Droits TV (2/3) : Un match des Diables coûte autant qu’un Tour de France
Dans les années 70 et 80, les téléspectateurs étaient souvent pris en otage par les clubs qui s’opposaient à la retransmission d’un grand match européen. Au début des années 90, Canal + a obtenu l’exclusivité de la retransmission du match du premier tour de la coupe de l’UEFA entre Liège et le club islandais d’Akranes, qui sera diffusé en signal crypté.
Dans les années 70 et 80, les téléspectateurs se retrouvaient souvent à la merci des clubs qui s’opposaient, parfois jusqu’à la dernière minute, à la diffusion d’un grand match européen. Au début des années 90, alors que le paysage audiovisuel évolue, ces derniers doivent composer avec l’arrivée de la chaîne cryptée Canal +, avec laquelle il faut désormais payer pour suivre de nombreux matchs en direct.
C’est lors d’un journal télévisé, un soir de septembre 1989, que les fans de football découvrent la nouvelle : « Après la France, la guerre des chaînes TV envahit notre football francophone. Demain soir sur la RTBF, il n’y aura pas de retransmission du match du premier tour de la coupe de l’UEFA entre Liège et le club islandais d’Akranes. La raison est simple, Canal + a obtenu l’exclusivité de la retransmission de cette rencontre qu’elle proposera en signal crypté. »

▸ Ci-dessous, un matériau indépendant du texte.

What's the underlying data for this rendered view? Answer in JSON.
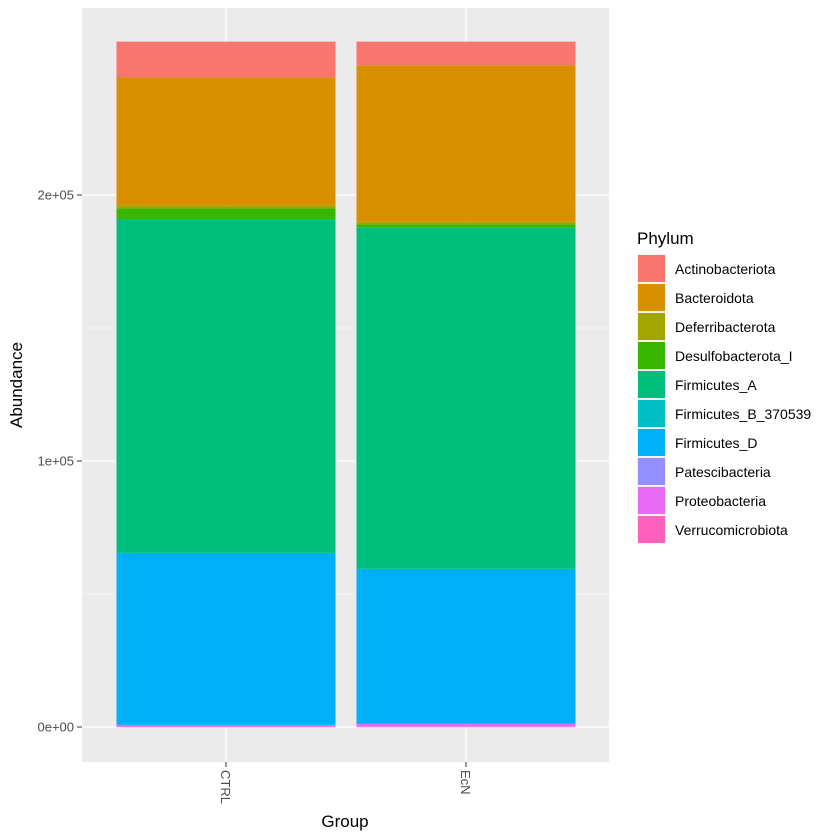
{
  "chart_data": {
    "type": "bar",
    "stacked": true,
    "title": "",
    "xlabel": "Group",
    "ylabel": "Abundance",
    "ylim": [
      -13000,
      270000
    ],
    "yticks": [
      0,
      100000,
      200000
    ],
    "ytick_labels": [
      "0e+00",
      "1e+05",
      "2e+05"
    ],
    "categories": [
      "CTRL",
      "EcN"
    ],
    "legend_title": "Phylum",
    "legend_position": "right",
    "grid": true,
    "series": [
      {
        "name": "Actinobacteriota",
        "color": "#F8766D",
        "values": [
          13500,
          8900
        ]
      },
      {
        "name": "Bacteroidota",
        "color": "#D89000",
        "values": [
          48000,
          58800
        ]
      },
      {
        "name": "Deferribacterota",
        "color": "#A3A500",
        "values": [
          1200,
          1000
        ]
      },
      {
        "name": "Desulfobacterota_I",
        "color": "#39B600",
        "values": [
          4000,
          1100
        ]
      },
      {
        "name": "Firmicutes_A",
        "color": "#00BF7D",
        "values": [
          125500,
          128400
        ]
      },
      {
        "name": "Firmicutes_B_370539",
        "color": "#00BFC4",
        "values": [
          50,
          50
        ]
      },
      {
        "name": "Firmicutes_D",
        "color": "#00B0F6",
        "values": [
          64600,
          58200
        ]
      },
      {
        "name": "Patescibacteria",
        "color": "#9590FF",
        "values": [
          50,
          50
        ]
      },
      {
        "name": "Proteobacteria",
        "color": "#E76BF3",
        "values": [
          700,
          1100
        ]
      },
      {
        "name": "Verrucomicrobiota",
        "color": "#FF62BC",
        "values": [
          50,
          50
        ]
      }
    ]
  }
}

Jusqu’alors habitués à suivre ce type de rencontre gratuitement sur la RTBF, les téléspectateurs ne possédant pas le décodeur ne pourront donc pas voir le match en direct. À Rocourt, le président André Marchandise se défend des critiques qui pourraient lui être adressées par le public francophone. « Je lui réponds qu’en tant que club, nous devons penser à la concurrence que représente la télévision. Vous avez des spectateurs qui se déplacent ou non vers le stade. Nous avons un budget qui est à boucler et nous devons penser à tous les moyens pour y arriver. »
Fort de ses moyens financiers supérieurs, Canal + fait son entrée sur nos écrans à travers l’Europe, mais pour diffuser des matchs en direct du championnat de Belgique, cela s’avère plus compliqué. La chaîne à péage se heurte à une forte opposition de la Fédération, qui veut protéger ses clubs, y compris ceux de province.
Roger Vanden Stock, alors président de la Ligue, se remémore : « Lors de l’arrivée de Canal + en 1989, la décision est prise qu’il n’y aura pas de direct de match du championnat. Et avec beaucoup de difficultés, les négociations ne reprennent qu’un an plus tard, pour savoir si finalement, on a quand même un avantage à ce que des matchs du championnat soient diffusés en direct, parce que chacun regarde toujours son avantage : fédération, clubs et chaînes de TV. »
Le vice-président de la fédération à ce moment-là, Constant Vanden Stock, consent à faire « un essai pendant un an », avec 18 rencontres diffusées lors de la première saison pour un million de francs par match (soit 25.000 euros). C’est au Mambourg, lors de la rencontre contre Waregem, le 16 août 1990, que le premier match du championnat en « crypté » est diffusé.
Michel Lecomte, invité d’Archives Club, se souvient de la forte opposition des clubs amateurs et de la concurrence que l’affiche TV de l’après-midi pouvait engendrer. « En fin de compte, chacun réécrit l’histoire, mais je pense que l’impact de la retransmission n’a pas été négligeable sur les assistances en bord de terrain. »
Alors que le lancement de Canal s’inscrit dans une tendance mondiale d’augmentation des droits de retransmission, la RTBF se voit contrainte de prendre des décisions. Même pour les Diables rouges. Cela s’est particulièrement ressenti en avril 1997, lorsque Jean-Philippe Art, directeur des sports à l’époque, annonce que la RTBF renonce à acquérir les droits d’un match de qualification crucial des Diables en Turquie pour France 98. La raison est claire : « Le package de ce match coûtait plus cher qu’une saison de Formule 1 ou d’un Tour de France. »
Depuis lors, Michel Lecomte rappelle qu’un décret de 2004 impose que les événements de compétitions majeures soient diffusés gratuitement (et donc pas sur une chaîne cryptée), comme la Coupe du Monde, l’Euro, les grandes courses cyclistes ou encore le Grand Prix de Belgique de Formule 1.